Scorpius s'avança, lentement, puis posa la main au hasard sur la tête d'Albus. Il s'avança encore, glissant ses mains dans son dos, le parchemin toujours serré dans sa main droite, et il le serra contre lui dans une étreinte à couper le souffle, avant de reculer légèrement.
- C'est… affreusement effrayant. Je ne sais pas comment tu as fait…
Albus resta silencieux, retenant son souffle.
- Je t'aime, Albus. Depuis longtemps. Je veux être avec toi, chaque jour de l'année, même quand on aura fini nos études. Je… tu veux bien… qu'on soit ensemble ? Officiellement ?
- Je… oui, c'est… enfin… ça consiste en quoi… exactement ? Couina Albus tandis que Scorpius tirait doucement sur la cape pour s'y glisser avec lui.
- Très bien, tu l'auras voulu, souffla le garçon blond avec un sourire nerveux, le forçant à relever la tête pour le regarder droit dans les yeux. Albus Severus Potter, est-ce que tu veux bien devenir officiellement mon petit-ami ?
Albus déglutit avec difficulté, avala de travers, et toussa pendant quelques secondes, devant l'air mi-amusé mi-effrayé de Scorpius qui attendait patiemment une réponse. Puis, il finit par réussir à prendre une inspiration, et souffla un "oui" qui se perdit contre les lèvres du garçon blond qui s'était précipité sur lui avec cri victorieux. Il recula après quelques secondes, le souffle court, et un immense sourire aux lèvres.
- Ne me fais plus jamais dire ça, je me suis senti beaucoup trop ridicule.

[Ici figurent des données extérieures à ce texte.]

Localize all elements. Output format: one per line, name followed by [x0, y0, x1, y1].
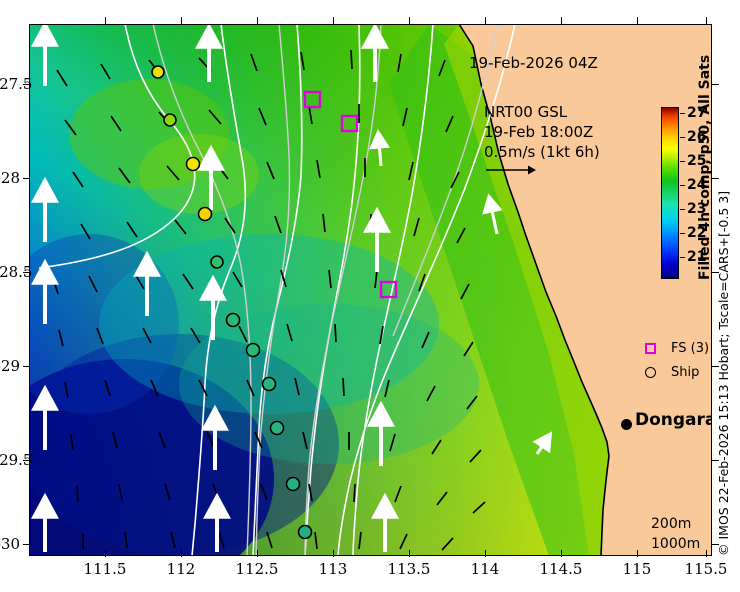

- Si c'est… officiel… on doit le dire ?
- Ça dépend. C'est officiel pour nous deux, le reste… je n'en ai pas grand chose à faire. Si tu veux, on peut le dire à tout le monde, à personne, ou à quelques amis… je m'en fiche. Tant que toi, tu le sais, souffla Scorpius en déposant un baiser sur son front.
- Je ne risque pas de l'oublier.
- Ça ne regarde que nous, souffla Scorpius en posant son front contre le sien. Tu m'aimes ?
- Bien sûr que je t'aime, murmura Albus, tout son corps saturé d'adrénaline. Je n'ai jamais regardé personne d'autre.
- Je n'ai pas le même historique…
- Je m'en fiche. Tu m'aimes, le reste n'a aucune importance.
Albus l'attira contre lui et l'embrassa avec une passion dévorante, une main crispée dans les mèches blondes, l'autre solidement cramponnée à son bras. Ils étaient seuls. Euphoriques. Ensemble.